In April 2017 I’m flying out to Montenegro. I want to go to Bosnia and Serbia while I’m there but don’t want to do a round trip, flights from Sarajevo or Belgrade are expensive or unavailable so we’re flying back from Budapest for about ยฃ30. 

This is all a long winded way of saying be flexible, be adventurous and you will always find exciting opportunities for travel. 

  • PREPARATION 

This next one is also key to travelling on a budget. I have studied and studied books on travelling europe and the world and a basic understanding of geographical locations of places really helps. The main thing though is advance planning, find out when airlines release their flights for different seasons. The budget airlines usually release their flights later than long haul as people will book long haul flights earlier to pay them off etc. 

(Vang Vieng River – where infamous tubing takes place)

The earlier you manage to get your flights the cheaper they usually are. I try to book my flights first well in advance. I’ve booked flights 8 or 9 months in advance sometimes, and usually at least 6 months. For 6 weeks in SE Asia we booked our flights Jan 1st to depart October 20th. This meant we had 10 months to set aside our spends. 

This means I can allocate part of my monthly pay to the flight, then the next month maybe allocate money to the hotel. I always know then that I have months to save and book things that I maybe would otherwise struggle to afford.

  • ONCE YOU’RE THERE

Last but by no means least, is what you do when you get somewhere. Again this can take a bit of planning but things like, is there a bus from the airport rather than a taxi. In Riga it was less than 2E for a bus ticket but a taxi cost around 14E. On the flipside a taxi between 4 might be the cheaper option. 

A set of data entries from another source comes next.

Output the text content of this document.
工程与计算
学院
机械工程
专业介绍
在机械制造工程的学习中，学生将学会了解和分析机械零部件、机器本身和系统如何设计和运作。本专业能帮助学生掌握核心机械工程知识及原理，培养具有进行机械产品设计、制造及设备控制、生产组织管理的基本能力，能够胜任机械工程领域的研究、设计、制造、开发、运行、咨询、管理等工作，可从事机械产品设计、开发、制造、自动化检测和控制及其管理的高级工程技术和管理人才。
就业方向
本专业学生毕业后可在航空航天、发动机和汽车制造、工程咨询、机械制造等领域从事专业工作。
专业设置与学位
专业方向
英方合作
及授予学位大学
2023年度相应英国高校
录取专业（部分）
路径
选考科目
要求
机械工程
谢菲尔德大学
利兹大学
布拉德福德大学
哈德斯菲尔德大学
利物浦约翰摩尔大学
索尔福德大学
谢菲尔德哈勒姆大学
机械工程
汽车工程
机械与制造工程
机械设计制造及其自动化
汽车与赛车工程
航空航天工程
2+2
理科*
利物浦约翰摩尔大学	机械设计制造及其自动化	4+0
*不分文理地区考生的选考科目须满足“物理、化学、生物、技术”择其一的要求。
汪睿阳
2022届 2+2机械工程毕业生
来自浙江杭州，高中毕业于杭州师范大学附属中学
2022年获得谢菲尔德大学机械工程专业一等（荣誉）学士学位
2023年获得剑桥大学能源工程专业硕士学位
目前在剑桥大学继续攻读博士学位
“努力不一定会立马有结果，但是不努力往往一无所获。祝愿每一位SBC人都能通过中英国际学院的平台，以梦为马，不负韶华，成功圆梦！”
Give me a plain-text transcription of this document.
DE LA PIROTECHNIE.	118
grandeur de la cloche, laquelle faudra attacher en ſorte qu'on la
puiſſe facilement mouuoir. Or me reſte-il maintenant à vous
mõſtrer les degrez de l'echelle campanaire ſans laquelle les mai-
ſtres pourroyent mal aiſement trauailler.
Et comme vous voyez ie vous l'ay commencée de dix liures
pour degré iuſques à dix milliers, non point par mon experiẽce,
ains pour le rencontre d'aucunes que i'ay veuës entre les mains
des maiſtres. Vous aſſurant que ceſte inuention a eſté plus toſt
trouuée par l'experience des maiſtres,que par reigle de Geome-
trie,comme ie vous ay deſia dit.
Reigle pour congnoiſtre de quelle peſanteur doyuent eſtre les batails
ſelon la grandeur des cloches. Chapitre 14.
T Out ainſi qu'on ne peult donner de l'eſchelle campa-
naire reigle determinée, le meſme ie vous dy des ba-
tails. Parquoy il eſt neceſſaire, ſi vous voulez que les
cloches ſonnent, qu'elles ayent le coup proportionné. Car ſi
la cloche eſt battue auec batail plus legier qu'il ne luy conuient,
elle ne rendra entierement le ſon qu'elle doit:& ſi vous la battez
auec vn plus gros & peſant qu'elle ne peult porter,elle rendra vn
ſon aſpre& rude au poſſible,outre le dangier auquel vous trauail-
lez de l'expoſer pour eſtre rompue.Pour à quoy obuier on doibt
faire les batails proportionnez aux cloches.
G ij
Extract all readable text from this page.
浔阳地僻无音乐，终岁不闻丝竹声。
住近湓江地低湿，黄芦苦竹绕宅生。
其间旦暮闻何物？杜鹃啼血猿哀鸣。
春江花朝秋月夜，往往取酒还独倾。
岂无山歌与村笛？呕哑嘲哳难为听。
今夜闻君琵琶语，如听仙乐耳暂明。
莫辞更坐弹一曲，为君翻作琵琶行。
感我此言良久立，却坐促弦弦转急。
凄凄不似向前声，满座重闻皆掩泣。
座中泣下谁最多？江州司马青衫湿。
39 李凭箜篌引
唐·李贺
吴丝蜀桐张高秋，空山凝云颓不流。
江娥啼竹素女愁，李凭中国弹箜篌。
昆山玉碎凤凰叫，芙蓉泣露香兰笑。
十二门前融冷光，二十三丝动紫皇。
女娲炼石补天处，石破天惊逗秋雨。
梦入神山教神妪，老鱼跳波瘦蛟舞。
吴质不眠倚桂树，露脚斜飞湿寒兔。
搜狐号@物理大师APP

Go for the cheaper hotels, I rarely stay in hostels but go for the low to mid range hotels. I find http://www.booking.com to be the one I go back to time and again. Not only do you soon become a genius member and reap some benefits but the reviews are usually pretty accurate. In Asia we trawled them for cockroach sightings and only ended up having one hotel that was filled with the little buggers. If travelling in larger groups apartments often work out cheaper and you can usually stock up on cheap supermarket food if there’s a kitchen. 

It’s also different depending where you go. In Europe last minute hotel deals are rare and usually the prices go up the closer to the date you get. In Asia we booked places the day before or even on the day a couple of times and it was still super cheap as they have the backpacker market to consider. 

(Package holiday to Bodrum – standing on the site of the Mausoleum at Halicarnassus)

I find that eating out and alcohol really rack up the costs of holidays. Obviously there’s nothing better than a cold beer in the afternoon on a hot day in Europe but it does soon add up. We sometimes found that a cold drink or coffee was more than a beer though! 

Sometimes it’s nice to push the boat out in restaurants, in Bratislava/Vienna and Romania we treated ourselves to a nice big meal one night but then ate in normal range places the others. In Asia we really took advantage of the street stalls and small plastic cafe type places, we couldn’t believe how cheap everything was. Sometimes a package holiday can be the best and cheapest way to get somewhere, if you check what excursions or day trips out you can do you may get to see a lot of the country you’re in. 

If you have the thirst to travel but aren’t sure where to start, I hope this has given you some good tips to get started.